Newer series include the high school romance 'His And Her Circumstances 1-5', the SF adventure 'Last Exile - First Move (Vol. 1)', the sweet mysterious fable 'Haibane Renmei - New Feathers (Vol. 1)', and 'Witch Hunter Robin - Arrival (Vol. 1)'. More extensive series, which might be sampled rather than acquired fully, except by those with large budgets, include the historical adventure 'Rurouni Kenshin Wandering Samurai - Premium Box 1', the fantasy adventure 'Inu-Yasha - Special Limited Edition (Vols. 1-3)' and the romantic comedy 'Maison Ikkoku Collector's Box Set, Vol. 1', the last two are adapted from the best-selling manga author Rumiko Takahashi, who also created RANMA 1/2.

Guidebooks and Collection Development Tools

This list only scratches the surface and there are other good sources for recommendations.
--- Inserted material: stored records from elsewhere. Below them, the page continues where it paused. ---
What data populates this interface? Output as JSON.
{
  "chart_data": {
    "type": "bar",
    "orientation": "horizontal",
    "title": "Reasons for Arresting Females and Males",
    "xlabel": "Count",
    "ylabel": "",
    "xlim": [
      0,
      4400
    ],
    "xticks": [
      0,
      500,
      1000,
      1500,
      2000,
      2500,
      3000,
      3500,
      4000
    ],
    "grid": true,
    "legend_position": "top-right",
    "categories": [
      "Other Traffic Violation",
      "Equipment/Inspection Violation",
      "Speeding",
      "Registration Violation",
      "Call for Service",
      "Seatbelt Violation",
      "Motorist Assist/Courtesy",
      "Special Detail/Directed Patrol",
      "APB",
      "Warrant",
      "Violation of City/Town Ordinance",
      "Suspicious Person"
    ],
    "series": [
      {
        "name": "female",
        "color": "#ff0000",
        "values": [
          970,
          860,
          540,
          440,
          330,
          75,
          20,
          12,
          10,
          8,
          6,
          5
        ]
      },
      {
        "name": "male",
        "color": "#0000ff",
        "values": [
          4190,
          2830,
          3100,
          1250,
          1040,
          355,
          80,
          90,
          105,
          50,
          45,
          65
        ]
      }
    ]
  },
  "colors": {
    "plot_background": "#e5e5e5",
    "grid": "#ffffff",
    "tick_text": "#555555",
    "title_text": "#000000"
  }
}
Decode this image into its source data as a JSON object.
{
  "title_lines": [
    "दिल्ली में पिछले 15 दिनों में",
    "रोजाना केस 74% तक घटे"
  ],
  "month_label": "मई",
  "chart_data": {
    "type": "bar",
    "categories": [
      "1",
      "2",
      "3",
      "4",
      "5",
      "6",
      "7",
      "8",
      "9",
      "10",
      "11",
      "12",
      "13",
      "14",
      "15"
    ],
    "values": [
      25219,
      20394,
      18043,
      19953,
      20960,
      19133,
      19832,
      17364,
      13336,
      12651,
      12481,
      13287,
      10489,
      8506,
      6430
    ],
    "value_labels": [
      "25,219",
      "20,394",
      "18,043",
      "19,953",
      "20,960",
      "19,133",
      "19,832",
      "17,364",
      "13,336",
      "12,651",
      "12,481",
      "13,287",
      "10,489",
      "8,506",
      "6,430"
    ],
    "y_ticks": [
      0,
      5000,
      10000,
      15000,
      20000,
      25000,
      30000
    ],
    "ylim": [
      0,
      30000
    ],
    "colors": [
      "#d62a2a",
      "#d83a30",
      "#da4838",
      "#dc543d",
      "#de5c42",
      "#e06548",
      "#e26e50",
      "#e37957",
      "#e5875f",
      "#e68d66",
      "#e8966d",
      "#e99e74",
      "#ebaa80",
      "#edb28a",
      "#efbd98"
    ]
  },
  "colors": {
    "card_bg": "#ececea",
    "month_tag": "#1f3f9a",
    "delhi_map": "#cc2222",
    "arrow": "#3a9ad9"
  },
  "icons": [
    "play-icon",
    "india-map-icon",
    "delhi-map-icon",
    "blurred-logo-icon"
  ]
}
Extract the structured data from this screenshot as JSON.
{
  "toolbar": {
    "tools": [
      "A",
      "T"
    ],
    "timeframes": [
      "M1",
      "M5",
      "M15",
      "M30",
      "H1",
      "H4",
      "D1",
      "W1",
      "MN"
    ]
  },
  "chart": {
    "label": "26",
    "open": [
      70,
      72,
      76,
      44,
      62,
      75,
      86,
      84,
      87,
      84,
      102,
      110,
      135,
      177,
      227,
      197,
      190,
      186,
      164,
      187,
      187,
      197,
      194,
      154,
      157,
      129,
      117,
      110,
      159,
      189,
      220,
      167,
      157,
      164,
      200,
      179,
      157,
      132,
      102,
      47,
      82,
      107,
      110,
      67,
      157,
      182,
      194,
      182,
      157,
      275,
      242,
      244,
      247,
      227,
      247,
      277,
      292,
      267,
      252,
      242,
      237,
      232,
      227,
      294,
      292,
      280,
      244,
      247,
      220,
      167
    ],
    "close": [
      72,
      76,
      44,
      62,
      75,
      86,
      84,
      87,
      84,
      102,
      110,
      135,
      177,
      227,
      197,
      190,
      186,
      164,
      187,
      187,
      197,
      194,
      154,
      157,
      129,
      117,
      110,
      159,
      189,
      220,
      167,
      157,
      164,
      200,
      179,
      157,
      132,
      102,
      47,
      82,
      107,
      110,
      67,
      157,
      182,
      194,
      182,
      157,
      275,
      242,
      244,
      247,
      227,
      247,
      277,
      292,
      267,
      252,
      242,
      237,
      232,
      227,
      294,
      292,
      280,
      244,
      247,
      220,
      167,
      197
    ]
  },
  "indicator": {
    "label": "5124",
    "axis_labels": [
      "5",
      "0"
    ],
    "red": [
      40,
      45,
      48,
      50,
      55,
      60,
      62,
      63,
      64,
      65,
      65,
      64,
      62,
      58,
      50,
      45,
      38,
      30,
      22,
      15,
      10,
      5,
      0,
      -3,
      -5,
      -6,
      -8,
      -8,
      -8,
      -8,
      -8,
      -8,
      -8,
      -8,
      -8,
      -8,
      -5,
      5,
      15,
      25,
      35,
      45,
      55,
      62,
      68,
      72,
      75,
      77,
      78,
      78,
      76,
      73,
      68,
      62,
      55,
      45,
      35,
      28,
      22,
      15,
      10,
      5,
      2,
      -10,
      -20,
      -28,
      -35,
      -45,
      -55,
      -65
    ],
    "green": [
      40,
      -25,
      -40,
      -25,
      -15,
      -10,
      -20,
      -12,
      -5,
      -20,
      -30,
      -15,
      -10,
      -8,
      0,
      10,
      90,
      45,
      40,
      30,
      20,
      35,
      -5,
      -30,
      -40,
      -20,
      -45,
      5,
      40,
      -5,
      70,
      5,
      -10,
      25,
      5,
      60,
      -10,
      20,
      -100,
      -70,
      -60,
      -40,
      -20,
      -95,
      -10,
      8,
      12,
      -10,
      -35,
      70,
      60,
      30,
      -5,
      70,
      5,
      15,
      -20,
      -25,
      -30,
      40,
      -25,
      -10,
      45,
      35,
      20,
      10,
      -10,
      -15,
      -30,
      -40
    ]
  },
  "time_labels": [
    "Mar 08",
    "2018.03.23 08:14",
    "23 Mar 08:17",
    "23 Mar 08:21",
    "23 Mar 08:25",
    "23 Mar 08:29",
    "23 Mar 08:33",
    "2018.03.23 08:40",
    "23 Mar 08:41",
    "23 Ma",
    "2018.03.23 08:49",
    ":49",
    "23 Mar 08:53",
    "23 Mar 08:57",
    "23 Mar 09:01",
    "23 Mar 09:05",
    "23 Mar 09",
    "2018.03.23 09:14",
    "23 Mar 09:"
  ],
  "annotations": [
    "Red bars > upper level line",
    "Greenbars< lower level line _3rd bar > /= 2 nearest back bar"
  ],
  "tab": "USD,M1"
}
I’ve found all the following useful to some extent. Perspectives includes critical, library, academic and fan. Take with as many grains of salt as needed, your mileage may vary:

* 'Anime Essentials: Every Thing a Fan Needs to Know'
* 'The Anime Encyclopedia: A Guide to Japanese Animation Since 1917'
* 'Anime from Akira to Princess Mononoke : Experiencing Contemporary Japanese Animation'
* 'Hayao Miyazaki : Master of Japanese Animation'
* 'Anime Explosion! The What? Why? & Wow! of Japanese Animation'

In addition to the anime information here at Amazon, the websites: "The Librarian's Guide to Anime and Manga", the “Anime News Network” and “” have good information, and there are several other websites that include creditable reviews.